The Commission is also promoting technological approaches, including direct air carbon capture and storage (DACCS) and bioenergy carbon capture and storage (BECCS). However, these technologies are not currently viable at scale.
Nonetheless, EU policymakers are increasingly backing CDR technologies, deeming them “a critical third pillar of climate action” alongside emission reductions and adaptation measures.
“Capturing CO2 from the atmosphere and storing it for the long term is indispensable if you want to achieve climate neutrality by the middle of the century,” said EU climate chief Frans Timmermans at a conference earlier this year.
Almost immediately, however, a group of environmental and civil society groups, including the Heinrich-Böll-Stiftung, published a joint-letter slamming the EU’s carbon dioxide removal (CDR) scheme, dubbing it a “smokescreen for current inaction.”
Endorsed by dozens of other global environmental groups, signatories warned that the current proposal could “generate false confidence in unproven future CDR” schemes and other “speculative technologies.”
Given the swiftly closing window to prevent the worst aspects of climate change, signatories worry that “every ton of promised future CDR represents emissions that are bringing us more climate chaos today.”
Worse, terming the CDR and CCS technologies as just the “latest greenwashing fantasy,” they condemn the strategy as simply another way in which “fossil-drenched and fossil-entrenched government and corporate interests keep subsidizing, producing, and burning fossil fuels.”
Many activists warn that the proposed rules are too “vague” and are ripe for misuse, lobbying and accounting tricks.
“We’re going to see a big push to stretch the scope of the rules to include everything that ‘stores’ carbon, no matter for how long,” said Wijnand Stoefs, a policy officer at Carbon Market Watch, to the EUobserver.
New European CCS projects
According to the Clean Air Task Force, currently more than 50 CCS projects are being planned across the bloc, many of which involve the cross-border transport and storage of CO2.
The highest profile European CCS project, Northern Lights, a venture in Norway involving Shell, Equinor and TotalEnergies, is expected to start phase one operations in 2024.
In coordination with EU partners, UK and Norwegian-based projects including the Norwegian government-supported Longship project is also making significant headway.
Nearby, the Danish government has just committed €5bn to CCS over ten years, where plans are moving forward to establish a CO2 hub and collection point called Greenport Scandinavia on the Danish North Sea coast.

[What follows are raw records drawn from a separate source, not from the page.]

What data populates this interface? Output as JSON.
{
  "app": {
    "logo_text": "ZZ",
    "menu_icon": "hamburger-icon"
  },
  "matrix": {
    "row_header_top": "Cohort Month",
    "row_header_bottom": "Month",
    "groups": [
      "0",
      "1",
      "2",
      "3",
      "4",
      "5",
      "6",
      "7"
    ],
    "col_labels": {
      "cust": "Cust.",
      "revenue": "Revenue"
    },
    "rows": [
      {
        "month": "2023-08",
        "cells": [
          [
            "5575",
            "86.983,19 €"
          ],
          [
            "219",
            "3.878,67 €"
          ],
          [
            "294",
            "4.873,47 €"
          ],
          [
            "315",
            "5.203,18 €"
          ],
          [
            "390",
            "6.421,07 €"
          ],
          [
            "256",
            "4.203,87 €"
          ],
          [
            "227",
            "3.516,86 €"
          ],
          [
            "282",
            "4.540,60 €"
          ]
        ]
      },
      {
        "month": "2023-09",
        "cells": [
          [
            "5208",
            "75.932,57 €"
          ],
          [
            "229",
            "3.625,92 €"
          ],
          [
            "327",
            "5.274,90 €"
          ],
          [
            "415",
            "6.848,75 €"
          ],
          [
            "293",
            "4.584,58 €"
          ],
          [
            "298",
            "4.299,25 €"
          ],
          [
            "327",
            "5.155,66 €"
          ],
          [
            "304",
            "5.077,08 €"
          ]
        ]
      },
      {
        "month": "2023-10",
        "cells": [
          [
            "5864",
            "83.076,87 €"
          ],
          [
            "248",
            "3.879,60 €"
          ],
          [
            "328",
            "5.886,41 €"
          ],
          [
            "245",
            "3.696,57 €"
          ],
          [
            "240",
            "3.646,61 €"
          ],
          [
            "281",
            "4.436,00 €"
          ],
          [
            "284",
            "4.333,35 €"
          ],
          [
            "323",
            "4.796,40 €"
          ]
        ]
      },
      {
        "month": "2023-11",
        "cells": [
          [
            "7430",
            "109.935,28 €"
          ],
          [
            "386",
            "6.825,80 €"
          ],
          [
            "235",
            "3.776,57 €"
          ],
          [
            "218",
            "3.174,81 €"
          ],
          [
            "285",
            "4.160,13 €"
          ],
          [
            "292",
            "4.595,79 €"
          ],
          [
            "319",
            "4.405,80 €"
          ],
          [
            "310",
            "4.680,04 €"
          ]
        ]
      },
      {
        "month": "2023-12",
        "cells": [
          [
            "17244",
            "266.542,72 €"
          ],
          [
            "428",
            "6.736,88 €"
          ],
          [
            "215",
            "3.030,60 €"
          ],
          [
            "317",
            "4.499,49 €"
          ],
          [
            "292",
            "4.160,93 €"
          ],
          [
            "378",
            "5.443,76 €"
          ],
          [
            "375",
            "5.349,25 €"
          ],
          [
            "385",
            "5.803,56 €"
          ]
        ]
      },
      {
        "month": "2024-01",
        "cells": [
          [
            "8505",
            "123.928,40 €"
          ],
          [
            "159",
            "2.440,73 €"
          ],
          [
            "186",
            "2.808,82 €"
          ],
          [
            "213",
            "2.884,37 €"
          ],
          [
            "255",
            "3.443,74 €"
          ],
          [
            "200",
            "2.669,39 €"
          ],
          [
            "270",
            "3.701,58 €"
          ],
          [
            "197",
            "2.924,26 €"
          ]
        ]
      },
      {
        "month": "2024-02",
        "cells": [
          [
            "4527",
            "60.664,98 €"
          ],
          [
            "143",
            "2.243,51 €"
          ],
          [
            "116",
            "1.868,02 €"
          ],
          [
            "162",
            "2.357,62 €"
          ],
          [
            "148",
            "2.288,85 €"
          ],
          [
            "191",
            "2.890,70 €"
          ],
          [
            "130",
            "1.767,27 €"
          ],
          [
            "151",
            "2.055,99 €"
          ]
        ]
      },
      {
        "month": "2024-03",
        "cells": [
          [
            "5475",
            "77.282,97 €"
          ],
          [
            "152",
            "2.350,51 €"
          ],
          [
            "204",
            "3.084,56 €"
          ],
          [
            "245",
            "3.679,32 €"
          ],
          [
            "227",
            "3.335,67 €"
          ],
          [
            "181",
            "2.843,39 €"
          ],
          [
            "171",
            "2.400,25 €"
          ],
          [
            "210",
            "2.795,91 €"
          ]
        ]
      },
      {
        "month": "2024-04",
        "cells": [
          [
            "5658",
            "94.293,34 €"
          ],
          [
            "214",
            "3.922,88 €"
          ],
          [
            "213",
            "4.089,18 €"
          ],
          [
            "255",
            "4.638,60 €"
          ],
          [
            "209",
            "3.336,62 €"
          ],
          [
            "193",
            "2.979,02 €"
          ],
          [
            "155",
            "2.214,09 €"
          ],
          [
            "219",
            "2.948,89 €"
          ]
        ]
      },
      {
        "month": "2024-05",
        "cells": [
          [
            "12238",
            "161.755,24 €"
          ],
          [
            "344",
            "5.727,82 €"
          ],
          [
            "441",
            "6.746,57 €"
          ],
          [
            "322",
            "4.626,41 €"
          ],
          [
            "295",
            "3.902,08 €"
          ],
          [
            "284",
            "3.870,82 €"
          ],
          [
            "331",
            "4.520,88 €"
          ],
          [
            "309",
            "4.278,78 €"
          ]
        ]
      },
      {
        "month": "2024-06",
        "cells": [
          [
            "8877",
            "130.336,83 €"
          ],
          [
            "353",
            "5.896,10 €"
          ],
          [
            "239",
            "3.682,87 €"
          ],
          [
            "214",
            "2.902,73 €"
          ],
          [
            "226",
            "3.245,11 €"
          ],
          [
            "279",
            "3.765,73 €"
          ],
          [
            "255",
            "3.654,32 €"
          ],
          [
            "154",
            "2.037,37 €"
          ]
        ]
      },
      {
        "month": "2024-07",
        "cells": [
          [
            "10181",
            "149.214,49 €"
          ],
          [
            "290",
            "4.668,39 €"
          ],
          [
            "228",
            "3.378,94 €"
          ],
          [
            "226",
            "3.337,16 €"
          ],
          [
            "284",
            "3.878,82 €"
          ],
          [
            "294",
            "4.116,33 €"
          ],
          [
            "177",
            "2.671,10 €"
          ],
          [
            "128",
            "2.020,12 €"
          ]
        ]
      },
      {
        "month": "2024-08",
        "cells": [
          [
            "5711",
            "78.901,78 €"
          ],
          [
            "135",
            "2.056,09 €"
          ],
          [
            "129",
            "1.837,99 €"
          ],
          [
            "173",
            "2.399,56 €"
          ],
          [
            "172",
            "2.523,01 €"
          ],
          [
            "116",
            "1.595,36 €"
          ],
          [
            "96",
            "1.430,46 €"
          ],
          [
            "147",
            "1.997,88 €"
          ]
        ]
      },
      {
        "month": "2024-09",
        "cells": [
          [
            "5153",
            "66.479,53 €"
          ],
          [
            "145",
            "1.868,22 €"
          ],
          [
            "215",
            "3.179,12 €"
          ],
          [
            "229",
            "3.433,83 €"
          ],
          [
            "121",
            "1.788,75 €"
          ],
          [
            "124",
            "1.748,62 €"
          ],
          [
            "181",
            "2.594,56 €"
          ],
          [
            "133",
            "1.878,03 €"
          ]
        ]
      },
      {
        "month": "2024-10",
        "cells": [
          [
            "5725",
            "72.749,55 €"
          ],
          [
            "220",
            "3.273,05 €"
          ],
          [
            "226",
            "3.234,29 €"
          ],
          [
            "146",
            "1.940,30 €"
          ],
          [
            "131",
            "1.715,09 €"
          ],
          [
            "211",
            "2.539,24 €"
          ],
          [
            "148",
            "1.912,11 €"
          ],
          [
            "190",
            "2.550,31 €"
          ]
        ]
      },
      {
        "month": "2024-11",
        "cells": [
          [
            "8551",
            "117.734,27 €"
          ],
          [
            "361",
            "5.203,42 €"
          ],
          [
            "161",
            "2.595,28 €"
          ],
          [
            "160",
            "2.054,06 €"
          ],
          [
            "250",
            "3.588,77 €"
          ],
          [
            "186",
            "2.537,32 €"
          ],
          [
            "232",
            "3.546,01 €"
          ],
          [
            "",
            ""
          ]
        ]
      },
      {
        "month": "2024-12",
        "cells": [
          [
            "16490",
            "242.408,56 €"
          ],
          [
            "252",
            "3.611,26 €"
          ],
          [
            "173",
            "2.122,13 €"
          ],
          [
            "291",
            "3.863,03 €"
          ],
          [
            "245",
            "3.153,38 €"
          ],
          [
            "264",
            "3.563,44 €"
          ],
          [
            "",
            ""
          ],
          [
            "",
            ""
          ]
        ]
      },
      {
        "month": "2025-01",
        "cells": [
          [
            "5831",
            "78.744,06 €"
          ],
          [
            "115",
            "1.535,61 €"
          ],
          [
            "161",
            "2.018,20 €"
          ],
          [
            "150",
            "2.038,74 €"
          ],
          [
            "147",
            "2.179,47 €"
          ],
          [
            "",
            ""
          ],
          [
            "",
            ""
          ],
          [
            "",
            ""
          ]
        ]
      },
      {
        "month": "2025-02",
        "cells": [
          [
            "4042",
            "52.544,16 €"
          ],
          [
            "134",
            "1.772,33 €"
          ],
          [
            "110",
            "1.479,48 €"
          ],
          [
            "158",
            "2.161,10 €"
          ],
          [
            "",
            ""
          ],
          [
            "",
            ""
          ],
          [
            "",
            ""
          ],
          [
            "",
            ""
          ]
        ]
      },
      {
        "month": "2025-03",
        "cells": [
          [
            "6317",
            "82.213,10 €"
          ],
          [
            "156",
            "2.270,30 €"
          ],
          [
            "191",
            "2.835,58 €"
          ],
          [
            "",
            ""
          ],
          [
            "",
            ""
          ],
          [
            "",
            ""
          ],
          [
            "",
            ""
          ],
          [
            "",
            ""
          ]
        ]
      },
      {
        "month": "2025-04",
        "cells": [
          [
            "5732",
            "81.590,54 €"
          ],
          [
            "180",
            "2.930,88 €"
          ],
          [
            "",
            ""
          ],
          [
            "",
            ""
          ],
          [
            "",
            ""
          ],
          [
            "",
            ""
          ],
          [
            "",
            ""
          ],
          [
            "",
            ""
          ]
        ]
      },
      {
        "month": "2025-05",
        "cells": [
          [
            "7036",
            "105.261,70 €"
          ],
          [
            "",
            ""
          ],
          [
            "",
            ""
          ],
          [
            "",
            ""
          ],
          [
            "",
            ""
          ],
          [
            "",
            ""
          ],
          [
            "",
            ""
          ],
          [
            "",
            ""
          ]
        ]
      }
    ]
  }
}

This project will then be connected to the Greensand CCS project. Led by noted climate-wrecker and major single-use plastics producer, Ineos Energy, it is being helped along with Norwegian state-owned oil and gas producer Equinor as well as German/Russian producer, Wintershall Dea, a subsidiary of German-chemical giant, BASF. Together, they will be helping to “permanently” store captured CO2 into the depleting Nini West oil field.
Going forward, a planned 900-km open access pipeline will serve as a CO2 collection hub in Northern Germany. Expected to come online by 2032, it will be capable of holding 20 to 40M tonnes of CO2 per year
Reportedly, Project Greensand injected the first test quantities of CO2 in early 2023, with plans to ramp up to an annual storage potential ranging between four and eight million tons.